In the run up to the two evenings of performances, TheatreFragile ran acting workshops for the local participants, specifically focused on performing in masks. The voices in the audio were of real refugees who had been forced to flee their own countries because it had become too dangerous for them and their families to stay. As performers we acted out the experiences but their voices and stories were their own.
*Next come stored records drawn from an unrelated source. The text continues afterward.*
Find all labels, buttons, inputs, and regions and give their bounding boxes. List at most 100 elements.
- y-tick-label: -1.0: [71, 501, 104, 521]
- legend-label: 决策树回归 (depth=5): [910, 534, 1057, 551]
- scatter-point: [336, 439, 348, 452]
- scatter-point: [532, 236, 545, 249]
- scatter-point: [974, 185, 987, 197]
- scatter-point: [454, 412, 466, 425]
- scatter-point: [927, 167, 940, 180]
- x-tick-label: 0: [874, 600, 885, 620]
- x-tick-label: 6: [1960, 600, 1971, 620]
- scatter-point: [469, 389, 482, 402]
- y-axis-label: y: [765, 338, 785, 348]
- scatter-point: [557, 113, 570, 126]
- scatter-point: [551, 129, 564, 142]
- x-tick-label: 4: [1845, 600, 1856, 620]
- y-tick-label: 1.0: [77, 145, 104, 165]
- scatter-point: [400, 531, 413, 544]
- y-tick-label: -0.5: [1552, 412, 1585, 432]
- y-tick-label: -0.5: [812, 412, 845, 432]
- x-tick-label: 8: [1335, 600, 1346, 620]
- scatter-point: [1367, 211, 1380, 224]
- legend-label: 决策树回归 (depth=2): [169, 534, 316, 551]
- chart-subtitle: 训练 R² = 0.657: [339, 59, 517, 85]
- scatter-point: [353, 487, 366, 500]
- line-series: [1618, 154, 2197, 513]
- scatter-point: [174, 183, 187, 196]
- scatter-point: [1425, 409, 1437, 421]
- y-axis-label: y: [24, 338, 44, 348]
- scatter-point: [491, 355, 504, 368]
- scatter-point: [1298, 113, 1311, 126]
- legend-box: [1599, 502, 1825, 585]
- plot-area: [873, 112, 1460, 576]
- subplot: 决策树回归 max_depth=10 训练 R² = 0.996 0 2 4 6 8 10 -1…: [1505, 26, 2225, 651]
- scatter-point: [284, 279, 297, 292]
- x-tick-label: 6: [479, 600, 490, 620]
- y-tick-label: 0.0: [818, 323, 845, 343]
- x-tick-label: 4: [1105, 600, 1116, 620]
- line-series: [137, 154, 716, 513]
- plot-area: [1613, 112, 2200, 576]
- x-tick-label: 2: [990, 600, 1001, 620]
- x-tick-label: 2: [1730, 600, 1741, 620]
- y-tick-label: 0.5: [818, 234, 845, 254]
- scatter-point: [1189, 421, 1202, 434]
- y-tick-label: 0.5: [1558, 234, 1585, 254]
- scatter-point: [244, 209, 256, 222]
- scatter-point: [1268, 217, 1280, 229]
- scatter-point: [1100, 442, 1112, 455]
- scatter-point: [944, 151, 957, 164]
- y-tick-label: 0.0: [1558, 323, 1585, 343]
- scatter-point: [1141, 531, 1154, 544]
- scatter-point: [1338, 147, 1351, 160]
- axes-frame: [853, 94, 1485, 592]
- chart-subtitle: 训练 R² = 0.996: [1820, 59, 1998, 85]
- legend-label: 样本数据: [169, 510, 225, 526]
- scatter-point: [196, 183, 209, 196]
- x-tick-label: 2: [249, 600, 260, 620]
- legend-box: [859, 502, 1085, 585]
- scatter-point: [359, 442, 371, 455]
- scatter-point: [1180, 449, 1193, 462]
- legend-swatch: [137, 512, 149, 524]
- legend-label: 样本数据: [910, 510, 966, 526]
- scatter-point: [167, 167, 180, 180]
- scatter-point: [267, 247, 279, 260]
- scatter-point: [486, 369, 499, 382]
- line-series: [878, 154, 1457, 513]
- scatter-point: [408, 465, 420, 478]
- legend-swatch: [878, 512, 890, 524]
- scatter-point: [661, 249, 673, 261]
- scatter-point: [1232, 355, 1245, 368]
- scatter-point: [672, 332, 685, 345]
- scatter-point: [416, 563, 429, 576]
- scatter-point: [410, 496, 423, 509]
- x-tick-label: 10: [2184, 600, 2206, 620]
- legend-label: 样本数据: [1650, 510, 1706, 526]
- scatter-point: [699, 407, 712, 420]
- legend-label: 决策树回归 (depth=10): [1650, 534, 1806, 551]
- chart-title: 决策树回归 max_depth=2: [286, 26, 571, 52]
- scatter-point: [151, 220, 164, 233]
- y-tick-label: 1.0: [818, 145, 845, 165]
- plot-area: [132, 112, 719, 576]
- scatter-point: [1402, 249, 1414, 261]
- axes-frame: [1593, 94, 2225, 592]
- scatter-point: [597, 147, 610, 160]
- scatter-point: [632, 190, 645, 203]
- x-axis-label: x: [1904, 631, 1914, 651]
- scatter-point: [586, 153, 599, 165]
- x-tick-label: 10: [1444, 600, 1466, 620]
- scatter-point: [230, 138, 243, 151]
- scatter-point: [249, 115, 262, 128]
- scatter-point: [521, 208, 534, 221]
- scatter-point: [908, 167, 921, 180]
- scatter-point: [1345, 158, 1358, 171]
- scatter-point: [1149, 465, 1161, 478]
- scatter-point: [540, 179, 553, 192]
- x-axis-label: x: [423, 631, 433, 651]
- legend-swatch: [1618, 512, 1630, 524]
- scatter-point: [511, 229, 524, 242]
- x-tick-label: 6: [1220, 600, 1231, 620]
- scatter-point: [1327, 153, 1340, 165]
We provided the stage for their stories.
It followed the refugees’ harrowing escape, across the sea at the hands of unscrupulous people traffickers, who took advantage of the travellers’ adversity, to the confusing, stressful and worrying time landing on the shores of a new land where they did not speak the language.
‘We meet in Paradise’ was a beautifully choreographed and moving piece of theatre, which engaged the audience and pulled them, literally, onto the stage to participate at the end of the performance and to end on a heartwarming, inclusive and welcoming celebration of mixed cultures.
Something a little different from 2016. The Common Lot were asked to be ushers for Norwich’s Halloween Spooky Parade. It sounded fun so I went along to the initial ideas meet up, but I didn’t have the faintest idea of what I wanted to dress up as or perform on the night. In a serendipitous turn of events, Max had decided he wanted to play a creepy Pied Piper, but he didn’t have any rats so Harriet and I scurried to the rescue.
Masks, tails and a bag of stale bread later, speckled with food dye to make it look mouldy, and we were let loose on Norwich. It was great fun, running between the participants, guiding the way along the parade and trying to share our bready feast. Things didn’t always go to plan as I ended up being chased around the crowd by some of the braver children. Whilst others just peeked out from behind the legs of their parents, only daring to come out when daddy said it was ok.
Apparently I make a very good rat. Lots of people stopped me to take photos that evening. This image above is just one of many photographs, taken at Spooky Parade by Wireless Pix.